Opwarming door CO2 kan de vuilnisbak in

Laatste wijziging: donderdag 16 september om 15:15, 2796 keer bekeken
 
Groningen, donderdag 16 september 2010

De ijverige voorvechters van de al langer in een kwade reuk staande theorie van de Global Warming (opwarming van de aarde) doen hun uiterste best elke weeranomalie van welke aard dan ook aan te grijpen als bewijs voor de juistheid van hun theorie. Nu is het weer de hittegolf die Rusland, Oekraïne en Kazachstan in juli trof, die er aan de haren wordt bijgesleept en als resultaat van de opwarming wordt gepresenteerd. De laagterecords in West-Europa worden uiteraard genegeerd, net als de zeer koude winter op het zuidelijk halfrond. Als het in het straat van de alarmisten past is het 'klimaat'. Past het niet dan is het gewoon 'weer'. Volgens de meeste ervaren meteorologen had de hittegolf in het oosten helemaal niets met de opwarming te maken. Voordat we dus allemaal radicaal onze levensstijl veranderen om gehoor te geven aan een slechte theorie, zouden we er goed aan doen van de wetenschap te eisen dat ze het onderwerp 'opwarming' iets rigoureuzer aanpakken dan Al Gore en zijn Hollywoodproductie 'An Inconvenient Truth' het deden.

Volgens veel meteorologen is er geen twijfel over dat op de landmassa's van het noordelijk halfrond afgelopen juni en juli de hoogste temperaturen sinds het begin van de metingen werden vastgesteld. Maar voordat we dat als bewijs beschouwen dat de menselijke CO2-uitstoot het kritische omslagpunt heeft bereikt zouden we beter eerst eens naar steekhoudende bewijzen voor die bewering zoeken.
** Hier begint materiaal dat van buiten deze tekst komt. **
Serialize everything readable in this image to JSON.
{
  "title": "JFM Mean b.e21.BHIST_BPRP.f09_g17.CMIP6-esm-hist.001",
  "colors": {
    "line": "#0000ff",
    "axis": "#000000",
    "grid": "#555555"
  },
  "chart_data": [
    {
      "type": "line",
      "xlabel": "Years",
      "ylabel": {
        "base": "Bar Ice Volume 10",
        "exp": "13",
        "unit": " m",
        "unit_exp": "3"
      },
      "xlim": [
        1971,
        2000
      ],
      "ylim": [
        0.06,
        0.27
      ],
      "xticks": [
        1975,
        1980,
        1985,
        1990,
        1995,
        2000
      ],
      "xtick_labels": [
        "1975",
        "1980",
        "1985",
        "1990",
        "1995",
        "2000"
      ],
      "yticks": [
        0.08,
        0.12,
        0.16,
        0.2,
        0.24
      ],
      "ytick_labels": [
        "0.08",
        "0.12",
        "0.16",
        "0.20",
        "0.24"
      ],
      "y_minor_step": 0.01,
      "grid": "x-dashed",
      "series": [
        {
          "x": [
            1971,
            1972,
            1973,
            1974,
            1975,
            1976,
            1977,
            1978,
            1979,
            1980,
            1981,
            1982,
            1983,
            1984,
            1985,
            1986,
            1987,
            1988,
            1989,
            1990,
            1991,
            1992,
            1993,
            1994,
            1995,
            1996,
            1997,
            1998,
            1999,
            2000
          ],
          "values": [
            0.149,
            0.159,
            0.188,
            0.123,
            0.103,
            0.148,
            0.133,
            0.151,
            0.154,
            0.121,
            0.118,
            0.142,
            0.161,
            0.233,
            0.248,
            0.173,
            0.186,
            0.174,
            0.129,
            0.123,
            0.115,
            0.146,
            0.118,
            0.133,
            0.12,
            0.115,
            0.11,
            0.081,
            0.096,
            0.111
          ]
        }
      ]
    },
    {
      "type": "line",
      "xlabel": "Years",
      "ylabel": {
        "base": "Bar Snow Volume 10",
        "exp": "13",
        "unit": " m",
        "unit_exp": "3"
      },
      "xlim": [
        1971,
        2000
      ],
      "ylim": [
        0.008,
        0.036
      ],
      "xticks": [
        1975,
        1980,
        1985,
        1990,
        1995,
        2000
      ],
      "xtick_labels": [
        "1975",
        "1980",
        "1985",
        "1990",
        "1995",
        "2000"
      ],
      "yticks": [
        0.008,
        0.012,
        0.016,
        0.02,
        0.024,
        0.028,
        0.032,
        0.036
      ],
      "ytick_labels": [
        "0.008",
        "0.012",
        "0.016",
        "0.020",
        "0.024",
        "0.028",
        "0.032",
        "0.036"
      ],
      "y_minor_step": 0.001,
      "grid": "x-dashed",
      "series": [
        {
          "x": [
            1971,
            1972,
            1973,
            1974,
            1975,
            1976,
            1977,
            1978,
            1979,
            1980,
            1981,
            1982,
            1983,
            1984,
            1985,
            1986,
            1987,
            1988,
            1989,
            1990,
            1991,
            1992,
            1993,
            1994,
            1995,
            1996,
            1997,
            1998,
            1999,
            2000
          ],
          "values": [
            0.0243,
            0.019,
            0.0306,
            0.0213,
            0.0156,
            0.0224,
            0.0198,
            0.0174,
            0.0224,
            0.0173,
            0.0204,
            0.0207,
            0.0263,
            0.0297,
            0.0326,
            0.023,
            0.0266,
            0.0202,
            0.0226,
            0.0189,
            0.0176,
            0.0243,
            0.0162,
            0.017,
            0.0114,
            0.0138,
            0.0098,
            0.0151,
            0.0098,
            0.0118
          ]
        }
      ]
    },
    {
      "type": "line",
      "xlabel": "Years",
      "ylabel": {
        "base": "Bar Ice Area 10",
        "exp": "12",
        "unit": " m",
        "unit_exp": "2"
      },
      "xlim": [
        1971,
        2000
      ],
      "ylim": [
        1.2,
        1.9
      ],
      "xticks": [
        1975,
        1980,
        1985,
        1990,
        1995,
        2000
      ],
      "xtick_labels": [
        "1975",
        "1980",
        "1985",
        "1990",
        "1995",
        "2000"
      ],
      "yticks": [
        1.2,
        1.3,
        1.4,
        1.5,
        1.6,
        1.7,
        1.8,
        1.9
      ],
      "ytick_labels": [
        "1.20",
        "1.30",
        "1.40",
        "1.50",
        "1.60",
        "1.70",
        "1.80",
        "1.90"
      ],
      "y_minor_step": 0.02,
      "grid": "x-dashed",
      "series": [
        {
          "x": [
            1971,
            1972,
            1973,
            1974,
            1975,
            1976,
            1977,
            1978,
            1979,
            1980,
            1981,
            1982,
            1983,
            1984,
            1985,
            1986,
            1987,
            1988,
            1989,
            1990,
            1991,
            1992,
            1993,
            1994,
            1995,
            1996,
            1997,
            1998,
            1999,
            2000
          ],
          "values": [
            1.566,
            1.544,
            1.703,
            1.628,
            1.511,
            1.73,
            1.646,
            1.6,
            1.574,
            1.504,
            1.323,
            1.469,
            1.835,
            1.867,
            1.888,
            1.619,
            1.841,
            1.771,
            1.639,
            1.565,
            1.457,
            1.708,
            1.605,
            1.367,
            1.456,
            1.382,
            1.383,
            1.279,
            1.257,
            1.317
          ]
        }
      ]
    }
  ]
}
Wanneer we niet slechts naar een geïsoleerd deel, maar naar de hele planeet kijken wordt het een stuk interessanter. Volgens Joe Bastardi, hoofd-meteorologie van de Amerikaanse weerdienst AccuWeather en een specialist in de analyse van weer op lange termijn en extreem weer, is de warmte boven land een bijproduct van de jaren durende El Niño in de Stille Oceaan. Daardoor bleven de temperaturen boven land nog een tijdje stijgen, terwijl het water alweer afkoelde. De temperatuur van deze watermassa's is momenteel flink aan het dalen en doet dat het sterkste waar het het warmste is, namelijk in de tropische regionen van e Stille Oceaan.

"We hebben recent een drastische afkoeling boven land en ook boven de Atlantische Oceaan vastgesteld," zegt Bastardi. Hij gaat ervan uit dat we in de komende negen maanden te maken krijgen met een monster-La Niña, zoals die ook in de jaren '50 plaatsvond, "en dat we dus een duidelijke afkoeling van de aarde zullen krijgen". Voor de komende decennia verwacht hij dat de temperaturen op aarde weer dalen naar het niveau van de late jaren '70. Geen goed nieuws dus voor Al Gore en zijn Wall Street-vrindjes van de emissiehandel.

De zon
Volgens Dr. Roy Spencer, onderzoeksleider aan de Universiteit van Alabama in Huntsville en voormalig hoofd van de afdeling klimaatstudies van het NASA Marshall Space Flight Center, blijven de temperaturen van het oppervlaktewater wereldwijd dalen, terwijl het El Niño-gebied in de tropische delen van de oostelijke Stille Oceaan waarden oplevert die duidelijk onder het gemiddelde liggen en die meer bij La Niña horen.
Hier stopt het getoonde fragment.